De ENESTnd- en DASISION-studies lieten eerder zien dat relatief meer patiënten met chronische myeloïde leukemie een moleculaire respons bereikten bij behandeling met respectievelijk nilotinib of dasatinib dan bij imatinib. Tijdens de virtuele 62e ASH Annual Meeting 2020 bleek uit de resultaten van de fase 3-JALSG CML212-studie dat nilotinib en dasatinib geassocieerd zijn met een vergelijkbare werkzaamheid bij patiënten met chronische myeloïde leukemie in chronische fase.1 Daarnaast werden bij beide behandelingen geen onbekende serieuze bijwerkingen geconstateerd.
De tyrosinekinaseremmers (TKI’s) nilotinib, dasatinib en imatinib zijn geregistreerd voor de behandeling van nieuw-gediagnosticeerd, BCR-ABL-positieve chronische myeloïde leukemie in chronische fase (CML-CP). Hoewel deze TKI’s werkzaam zijn bij de meerderheid van de patiënten, zijn ze ook geassocieerd met ernstige toxiciteit. Patiënten met een goede respons tijdens de behandelingsfase zijn daarom mogelijk gebaat bij het stopzetten van de behandeling. Ongeveer de helft van de patiënten bij wie behandeling met een TKI resulteert in een diepe moleculaire respons bereikt een stabiele toestand van ziekteremissie na het stopzetten van de behandeling.2
Eerder toonden de gerandomiseerde fase 3-ENESTnd- en -DASISION- studies dat respectievelijk nilotinib en dasatinib vergeleken met imatinib geassocieerd waren met een verbeterde moleculaire respons bij nieuw-gediagnosticeerde patiënten met CML-CP.3,4 Hoe de werkzaamheid van nilotinib zich vergeleek met dasatinib was tot nu toe echter onbekend.

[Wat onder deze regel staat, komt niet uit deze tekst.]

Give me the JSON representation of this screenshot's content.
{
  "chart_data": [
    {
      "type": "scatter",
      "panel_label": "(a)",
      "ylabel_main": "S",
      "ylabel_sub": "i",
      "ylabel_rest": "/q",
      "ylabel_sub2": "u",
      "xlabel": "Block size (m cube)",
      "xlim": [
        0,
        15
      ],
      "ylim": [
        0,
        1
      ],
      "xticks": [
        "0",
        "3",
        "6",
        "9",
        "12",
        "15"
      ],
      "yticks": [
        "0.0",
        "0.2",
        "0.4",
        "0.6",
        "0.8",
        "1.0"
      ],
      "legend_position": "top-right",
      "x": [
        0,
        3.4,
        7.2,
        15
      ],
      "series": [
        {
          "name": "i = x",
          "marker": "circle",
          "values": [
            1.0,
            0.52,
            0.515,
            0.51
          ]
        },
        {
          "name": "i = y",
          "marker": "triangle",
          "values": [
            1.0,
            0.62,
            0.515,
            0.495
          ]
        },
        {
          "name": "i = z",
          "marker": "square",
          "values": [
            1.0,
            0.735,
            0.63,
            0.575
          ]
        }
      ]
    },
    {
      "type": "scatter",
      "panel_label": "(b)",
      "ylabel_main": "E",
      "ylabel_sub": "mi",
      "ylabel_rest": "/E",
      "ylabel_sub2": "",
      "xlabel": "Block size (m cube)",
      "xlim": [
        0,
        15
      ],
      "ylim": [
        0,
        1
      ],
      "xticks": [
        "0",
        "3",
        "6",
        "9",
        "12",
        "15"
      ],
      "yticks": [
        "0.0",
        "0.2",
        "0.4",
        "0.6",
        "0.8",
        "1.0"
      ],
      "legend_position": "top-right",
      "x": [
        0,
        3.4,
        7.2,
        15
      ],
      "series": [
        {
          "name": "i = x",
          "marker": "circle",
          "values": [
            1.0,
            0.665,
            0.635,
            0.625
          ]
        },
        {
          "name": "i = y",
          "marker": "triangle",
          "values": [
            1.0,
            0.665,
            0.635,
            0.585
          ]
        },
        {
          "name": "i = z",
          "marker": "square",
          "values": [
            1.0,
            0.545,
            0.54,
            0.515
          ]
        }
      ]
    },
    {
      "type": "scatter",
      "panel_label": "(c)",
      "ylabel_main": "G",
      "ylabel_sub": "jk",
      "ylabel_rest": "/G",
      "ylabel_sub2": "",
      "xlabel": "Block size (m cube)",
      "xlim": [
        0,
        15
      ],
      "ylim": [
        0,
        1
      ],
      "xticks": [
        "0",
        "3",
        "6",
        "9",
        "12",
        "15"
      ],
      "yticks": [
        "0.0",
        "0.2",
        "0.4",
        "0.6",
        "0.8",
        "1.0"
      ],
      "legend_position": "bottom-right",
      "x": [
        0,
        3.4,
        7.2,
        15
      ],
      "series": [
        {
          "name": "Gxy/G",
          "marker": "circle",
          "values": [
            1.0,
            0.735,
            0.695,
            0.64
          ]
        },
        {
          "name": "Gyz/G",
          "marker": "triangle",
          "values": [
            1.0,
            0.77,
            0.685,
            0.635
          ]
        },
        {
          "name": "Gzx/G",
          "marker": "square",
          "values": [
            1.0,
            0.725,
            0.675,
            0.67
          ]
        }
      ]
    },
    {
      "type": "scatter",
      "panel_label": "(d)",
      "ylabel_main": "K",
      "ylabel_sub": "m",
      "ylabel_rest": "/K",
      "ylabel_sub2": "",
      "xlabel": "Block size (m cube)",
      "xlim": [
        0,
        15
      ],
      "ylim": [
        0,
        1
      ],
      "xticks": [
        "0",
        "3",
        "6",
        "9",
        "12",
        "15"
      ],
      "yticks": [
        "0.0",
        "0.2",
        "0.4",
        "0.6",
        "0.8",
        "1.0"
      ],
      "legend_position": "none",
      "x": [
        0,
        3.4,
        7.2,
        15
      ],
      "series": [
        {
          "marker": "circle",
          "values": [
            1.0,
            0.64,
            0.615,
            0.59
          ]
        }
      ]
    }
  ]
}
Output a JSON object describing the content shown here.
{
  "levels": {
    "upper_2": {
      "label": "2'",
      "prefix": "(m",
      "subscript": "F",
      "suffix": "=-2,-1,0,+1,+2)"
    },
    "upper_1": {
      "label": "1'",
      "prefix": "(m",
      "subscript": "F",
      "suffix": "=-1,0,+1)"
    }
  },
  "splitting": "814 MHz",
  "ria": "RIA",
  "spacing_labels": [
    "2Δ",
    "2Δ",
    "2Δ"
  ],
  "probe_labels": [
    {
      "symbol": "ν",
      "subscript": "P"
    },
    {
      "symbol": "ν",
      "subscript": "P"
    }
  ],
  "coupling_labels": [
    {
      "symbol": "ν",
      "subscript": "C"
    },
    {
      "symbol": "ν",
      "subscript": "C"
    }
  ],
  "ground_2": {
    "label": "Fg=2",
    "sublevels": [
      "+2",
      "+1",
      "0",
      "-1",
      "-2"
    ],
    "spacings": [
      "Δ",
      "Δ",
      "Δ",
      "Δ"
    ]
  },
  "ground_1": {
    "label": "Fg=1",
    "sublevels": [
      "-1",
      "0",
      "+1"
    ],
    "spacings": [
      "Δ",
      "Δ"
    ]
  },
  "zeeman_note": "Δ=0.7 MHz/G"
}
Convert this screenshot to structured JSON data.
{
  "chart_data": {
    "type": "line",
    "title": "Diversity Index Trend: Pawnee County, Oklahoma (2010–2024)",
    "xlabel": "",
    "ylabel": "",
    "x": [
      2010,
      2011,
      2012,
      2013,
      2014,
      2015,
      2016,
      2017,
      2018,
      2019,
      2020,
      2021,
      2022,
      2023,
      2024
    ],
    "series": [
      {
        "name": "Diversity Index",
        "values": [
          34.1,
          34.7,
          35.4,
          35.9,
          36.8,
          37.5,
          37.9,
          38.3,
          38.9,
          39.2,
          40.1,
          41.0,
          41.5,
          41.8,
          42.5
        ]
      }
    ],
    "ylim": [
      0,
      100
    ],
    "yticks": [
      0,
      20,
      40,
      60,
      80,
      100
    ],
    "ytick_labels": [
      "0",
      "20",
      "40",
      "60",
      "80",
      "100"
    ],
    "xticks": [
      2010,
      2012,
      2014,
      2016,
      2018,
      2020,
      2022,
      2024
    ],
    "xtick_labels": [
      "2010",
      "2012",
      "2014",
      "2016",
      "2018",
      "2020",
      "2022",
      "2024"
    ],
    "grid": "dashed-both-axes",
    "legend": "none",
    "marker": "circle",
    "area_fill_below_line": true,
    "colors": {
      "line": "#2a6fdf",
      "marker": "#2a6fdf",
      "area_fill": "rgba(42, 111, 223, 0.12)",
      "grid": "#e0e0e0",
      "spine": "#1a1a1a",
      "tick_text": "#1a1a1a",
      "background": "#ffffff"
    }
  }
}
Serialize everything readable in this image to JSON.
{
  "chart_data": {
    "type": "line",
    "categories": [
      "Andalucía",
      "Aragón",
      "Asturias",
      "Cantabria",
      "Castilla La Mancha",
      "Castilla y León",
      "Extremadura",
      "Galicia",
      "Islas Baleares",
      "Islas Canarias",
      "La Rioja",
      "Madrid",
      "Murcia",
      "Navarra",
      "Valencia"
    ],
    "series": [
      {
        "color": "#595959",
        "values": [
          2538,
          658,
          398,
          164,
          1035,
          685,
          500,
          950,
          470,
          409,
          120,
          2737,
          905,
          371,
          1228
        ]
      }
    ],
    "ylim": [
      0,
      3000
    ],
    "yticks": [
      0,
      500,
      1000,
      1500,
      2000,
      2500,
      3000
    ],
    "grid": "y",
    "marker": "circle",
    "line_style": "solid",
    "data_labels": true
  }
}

De gerandomiseerde fase 3-JALSG CML212-studie vergeleek de werkzaamheid van nilotinib en dasatinib bij patiënten met nieuw-gediagnosticeerd CML-CP. Hiervoor werden 454 patiënten 1:1 gerandomiseerd naar nilotinib dan wel dasatinib. De primaire uitkomstmaat was de cumulatieve incidentie van de moleculaire respons (MR), gedefinieerd als een 4,5-log-afname van BCR-ABL-transcripten (MR4,5), na achttien maanden. Belangrijke secundaire uitkomstmaten waren de veiligheid, progressievrije overleving (PFS), algehele overleving (OS) en de complete cytogenetische respons (CCyR).
Vergelijkbare MR4,5
Vergelijking van de patiëntkenmerken in beide studiearmen liet zien dat deze in balans waren. “Na achttien maanden was de cumulatieve incidentie van MR4,5 in de intention-to-treat (ITT)-populatie 33,0% (95% BI 27,0%-39,6%) in de nilotinibarm versus 30,8% (95% BI 24,9%-37,3%) in de dasatinibarm (p=0,62).3 Ook in de per-protocolpopulatie was de MR4,5 niet significant verschillend: 33,5% bij nilotinib versus 31,5% bij dasatinib (p=0,77). In deze laatste populatie werd na achttien maanden de behandeling gecontinueerd bij 65,6% van de patiënten in de nilotinibarm en 63,9% van de patiënten in de dasatinibarm (p=0,77)”, aldus prof. dr. Itaru Matsumura (Osakasayama, Japan). Na 36 maanden waren de PFS en OS in de ITT-populatie niet significant verschillend tussen beide behandelarmen, met PFS-percentages van 98,8% voor nilotinib versus 99,0% voor dasatinib en OS-percentages van 98,8% versus 98,8%. Daarnaast werden er na 12, 18, 24 en 36 maanden tussen beide studiearmen geen significante verschillen gevonden in de CCyR, major MR (MMR), MR4,0 en MR4,5. Na deze periodes was de CCyR respectievelijk 77,1%, 78,0%, 78,4% en 78,4% in de nilotinibarm en 78,4%, 78,9%, 78,9% en 78,9% in de dasatinibarm.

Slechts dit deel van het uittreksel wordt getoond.